Explaining rapid diversification and speciation remains a central challenge to evolutionary biology [1
]. Much work has focused on either understanding the ecology and phylogenetic history of species-rich systems that have recently diversified along ecological axes (e.g. adaptive radiations) [3
], or looking for patterns of species change in the fossil record [4
]. Taking the molecular phylogenetic/ecological approach alone, however, excludes information about extinct lineages that may substantially bias our ability to identify cases of rapid diversification [9
]. Conversely, relying on the fossil record alone limits our ability to detect evolutionary relationships between fossil taxa and some shifts in ecological function that may not be apparent from fossil character states. Ultimately, a more complete understanding of the processes that drive rapid diversification will require historical information from both molecular and fossil data. By examining systems that show recent speciation within monophyletic groups, ecological differentiation, and a strong fossil record, we can begin to link past to present processes in the understanding of the evolution of diversity.

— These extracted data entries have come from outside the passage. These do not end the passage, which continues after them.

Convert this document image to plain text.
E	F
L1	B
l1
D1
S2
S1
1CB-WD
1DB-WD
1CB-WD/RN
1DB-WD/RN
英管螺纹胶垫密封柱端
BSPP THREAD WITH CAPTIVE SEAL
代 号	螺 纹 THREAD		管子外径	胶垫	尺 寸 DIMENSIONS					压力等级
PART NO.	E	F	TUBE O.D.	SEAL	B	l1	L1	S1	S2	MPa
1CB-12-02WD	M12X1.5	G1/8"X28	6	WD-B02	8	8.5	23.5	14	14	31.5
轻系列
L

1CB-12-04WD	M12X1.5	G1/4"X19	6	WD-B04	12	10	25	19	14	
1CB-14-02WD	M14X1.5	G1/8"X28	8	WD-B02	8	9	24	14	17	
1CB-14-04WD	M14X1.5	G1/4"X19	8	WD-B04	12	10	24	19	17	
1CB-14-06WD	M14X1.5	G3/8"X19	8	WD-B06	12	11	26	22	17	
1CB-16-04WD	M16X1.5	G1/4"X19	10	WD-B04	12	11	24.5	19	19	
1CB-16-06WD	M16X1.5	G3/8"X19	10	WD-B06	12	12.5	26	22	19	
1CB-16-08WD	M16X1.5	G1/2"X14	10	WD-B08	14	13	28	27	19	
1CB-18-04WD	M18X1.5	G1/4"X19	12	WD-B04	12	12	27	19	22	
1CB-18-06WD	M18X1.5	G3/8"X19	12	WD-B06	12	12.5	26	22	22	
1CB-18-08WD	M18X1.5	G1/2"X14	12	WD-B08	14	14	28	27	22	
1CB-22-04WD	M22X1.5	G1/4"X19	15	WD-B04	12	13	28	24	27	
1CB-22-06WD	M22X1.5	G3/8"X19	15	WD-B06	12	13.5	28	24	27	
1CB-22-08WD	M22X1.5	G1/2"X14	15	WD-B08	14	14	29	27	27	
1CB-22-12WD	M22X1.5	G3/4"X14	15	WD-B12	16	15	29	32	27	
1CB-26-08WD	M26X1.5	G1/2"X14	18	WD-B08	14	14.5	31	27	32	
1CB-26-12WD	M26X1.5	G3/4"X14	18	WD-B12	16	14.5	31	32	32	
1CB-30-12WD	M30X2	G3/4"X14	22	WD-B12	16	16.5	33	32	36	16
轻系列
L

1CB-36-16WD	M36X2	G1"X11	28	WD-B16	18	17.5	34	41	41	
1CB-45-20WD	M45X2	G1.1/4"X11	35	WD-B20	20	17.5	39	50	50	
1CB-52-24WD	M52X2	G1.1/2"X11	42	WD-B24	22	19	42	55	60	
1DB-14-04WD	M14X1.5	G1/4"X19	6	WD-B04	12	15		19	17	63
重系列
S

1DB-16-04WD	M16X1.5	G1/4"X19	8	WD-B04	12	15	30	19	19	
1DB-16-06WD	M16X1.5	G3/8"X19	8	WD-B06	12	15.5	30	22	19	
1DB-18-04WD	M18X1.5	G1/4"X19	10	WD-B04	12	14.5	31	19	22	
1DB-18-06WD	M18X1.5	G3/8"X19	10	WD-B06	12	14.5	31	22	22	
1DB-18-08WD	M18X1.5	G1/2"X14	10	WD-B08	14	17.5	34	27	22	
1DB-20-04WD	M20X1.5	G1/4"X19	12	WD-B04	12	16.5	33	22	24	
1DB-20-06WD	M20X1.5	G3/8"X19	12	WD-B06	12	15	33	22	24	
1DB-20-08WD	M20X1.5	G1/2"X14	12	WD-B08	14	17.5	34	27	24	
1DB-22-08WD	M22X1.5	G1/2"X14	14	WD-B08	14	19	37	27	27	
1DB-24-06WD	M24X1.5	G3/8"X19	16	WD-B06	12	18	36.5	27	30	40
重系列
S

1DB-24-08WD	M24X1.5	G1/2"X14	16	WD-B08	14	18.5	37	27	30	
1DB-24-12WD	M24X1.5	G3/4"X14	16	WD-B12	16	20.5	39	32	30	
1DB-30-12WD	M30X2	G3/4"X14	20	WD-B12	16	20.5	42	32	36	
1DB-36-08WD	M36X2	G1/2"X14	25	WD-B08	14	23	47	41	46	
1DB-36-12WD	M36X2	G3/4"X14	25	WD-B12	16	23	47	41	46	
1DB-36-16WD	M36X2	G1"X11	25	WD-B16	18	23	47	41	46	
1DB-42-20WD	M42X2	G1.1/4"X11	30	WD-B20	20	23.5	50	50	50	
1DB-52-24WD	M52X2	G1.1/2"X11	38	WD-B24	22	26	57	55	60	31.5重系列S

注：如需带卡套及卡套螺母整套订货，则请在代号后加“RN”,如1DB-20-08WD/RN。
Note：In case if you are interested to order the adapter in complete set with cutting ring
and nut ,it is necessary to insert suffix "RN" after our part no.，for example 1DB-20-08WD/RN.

The marine Caribbean fauna provides rare examples of diversification of monophyletic lineages within the context of well-understood changes in biogeography, oceanography, and climate. The isolation of Caribbean populations from their Indo-Pacific counterparts started ~15-17
Ma when the closure of the Tethys Sea cut off connections between the Mediterranean and Indo-Pacific [10
]. Isolation was complete ~3.45 - 4.25
Ma when the rise of the Isthmus of Panama severed all Caribbean connections to the Indo-Pacific [11
]. The period leading up to closure of the isthmus during the late Miocene to late Pliocene was characterized by changing global oceanographic circulation patterns, leading to drastic environmental, ecological, and taxonomic shifts within the Caribbean basin. Not only did the cessation of gene flow between the Pacific and Atlantic Oceans lead to widespread vicariant speciation across the newly formed isthmus [12
], but on the Caribbean side, the accompanying geological and oceanographic changes caused an overall decrease in depth, primary productivity and turbidity and an increase in salinity, temperature, and local environmental heterogeneity [11
]. Fossil records of many marine taxa during this period show elevated levels of taxonomic turnover [11
], suggesting that climatic and geological variables drove elevated rates of cladogenesis and extinction.
This taxonomic turnover is particularly striking in corals of the family Faviidae, where an examination of the stratigraphic ranges shows that all extant species originated nearly simultaneously during the Mio-Pliocene [22
]. Moreover, for faviids, this recent radiation has resulted in impressive diversification of ecological and life-history traits [23
]. Modern species of Manicina
are representative of a free-living lifestyle adapted to sediment-rich seagrass habitats that expanded during the Miocene then contracted during the Plio-Pleistocene [15
]. In contrast, species of the brain coral genus Diploria
tend to be reef-builders, dominating shallow water reef platforms in Pleistocene and modern times [25
]. These two “sediment” and “reef” clades appear to share a common ancestor and ecological diversification seems to have occurred over a short period of geological time, suggesting it is tied to the contemporaneous increase in environmental heterogeneity [29
]. Yet this punctuated diversification event is inferred from a fossil record, which may be incomplete or contain uncertainties in dating and taxonomic relationships that may influence our interpretation of past patterns.
Molecular data combined with well sampled fossil records provide opportunities to test existing evolutionary hypotheses and extend our understanding of both the tempo and mode of evolutionary diversification. In the Scleractinia, deep divergences between coral orders, suborders and families are increasingly well understood [30
]. Yet a recent series of phylogenies exploring relationships at the familial level and below have demonstrated pervasive polyphyly and paraphyly at the generic level [34
]. In addition, these studies have shown that between ocean basins, species group geographically rather than taxonomically [35
]. In particular, Atlantic lineages of Faviidae and Mussidae appear to be more closely related to other Atlantic lineages than to congeners or even confamilials in other ocean basins. This geographic split supports the evidence from the fossil record of a radiation of the Caribbean coral fauna before complete isolation from the Pacific. However, the failure to resolve species relationships within the traditional coral family Faviidae, and a long history of taxonomic difficulties in identifying and classifying corals [32
] demands an independent assessment of trends apparent in the fossil record.
To explore the tempo and mode of this evolutionary diversification, we unite a new multi-locus phylogeny of the Caribbean Faviidae with new stratigraphic compilations from the fossil record. Our well-sampled phylogeny allows Bayesian approaches to place these relationships into a temporal context by dating divergence times based on molecular data and fossil calibrations. We compare our time-calibrated phylogeny to temporal patterns of origination and extinction revealed by the Neogene fossil record, and find remarkable congruence between data sets. The timing of events revealed by this analysis strongly implicates paleoenvironmental changes as drivers of diversification in scleractinian corals.